Both native and exotic species thrive here in New Mexico. Don’t be surprised if you are driving around New Mexico and see some very odd looking animals grazing off the side of the road. Many non-native, exotic species -- such as Barbary sheep, Oryx, and Ibex of the Saharan regions areas of North Africa -- have been introduced into the state. Another introduced species, and symbol of the old West, also is thriving in New Mexico – wild horses, which can be seen on public lands east of Socorro and other remote areas of the state.
Bird watching? There are at least 479 species living in New Mexico, many of them are neo-tropical species migrating up from Mexico and South America. We have a bird checklist you can download to keep tract of all the different species you might find around the state.
For more information on Watchable Wildlife, please visit our Field Office sites or visit some of the web links below.
Watchable Wildlife Etiquette
Wildlife viewing is a favorite recreational activity of many who live or visit the West. And nearly all wildlife is "watchable wildlife," if you have the patience.
- Observe animals from a safe distance. Get close by using binoculars, a spotting scope or a camera with a telephoto lens. You probably are too close if animals are looking at you with head up and ears pointed toward you or are "jumpy" when you move or make a noise. If you see these signs, sit quietly or move slowly away until the behavior changes. Be especially sensitive to adults with young.
- Move slowly, quietly, and casually, not directly at wildlife. Allow animals to keep you in view; do not surprise them.
- Never chase or harass wildlife; harassment of wildlife is against the law.
- Leave pets at home. At best they hinder wildlife watching; at worst they can chase, injure or kill wildlife; or they can become prey themselves.
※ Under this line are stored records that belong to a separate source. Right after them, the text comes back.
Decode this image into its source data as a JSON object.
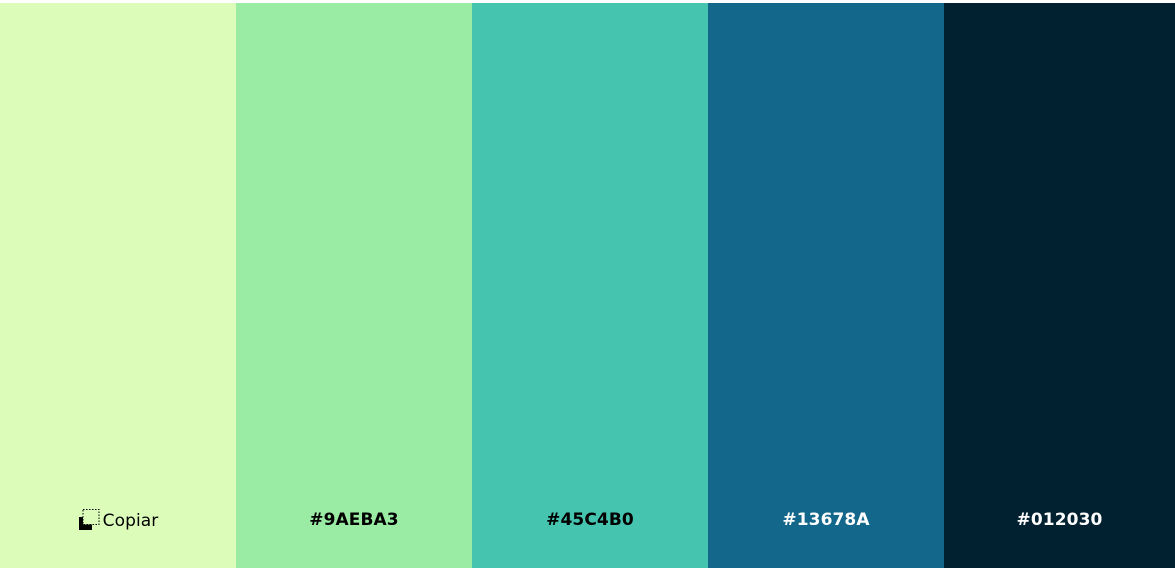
{
  "palette": {
    "swatches": [
      {
        "color": "#DCFDBA",
        "label": "Copiar",
        "tone": "light",
        "hover": true
      },
      {
        "color": "#9AEBA3",
        "label": "#9AEBA3",
        "tone": "light",
        "hover": false
      },
      {
        "color": "#45C4B0",
        "label": "#45C4B0",
        "tone": "light",
        "hover": false
      },
      {
        "color": "#13678A",
        "label": "#13678A",
        "tone": "dark",
        "hover": false
      },
      {
        "color": "#012030",
        "label": "#012030",
        "tone": "dark",
        "hover": false
      }
    ]
  },
  "icons": {
    "copy": "copy-icon"
  }
}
- Using the animals’ behavior as a guide, limit the time you spend watching if animals appear to be stressed.
- Respect others who are viewing the same animals.
- Do not feed wild mammals; keep them wild.
- Respect private property rights; ask first to watch on private land.
- Resting is critical behavior for many animals; don’t encourage them to "do something or act up" for you or your camera.
- Avoid animals that behave strangely or aggressively. They may be ill. Don’t pick them up, and report your sighting to the New Mexico Game and Fish or other government agency.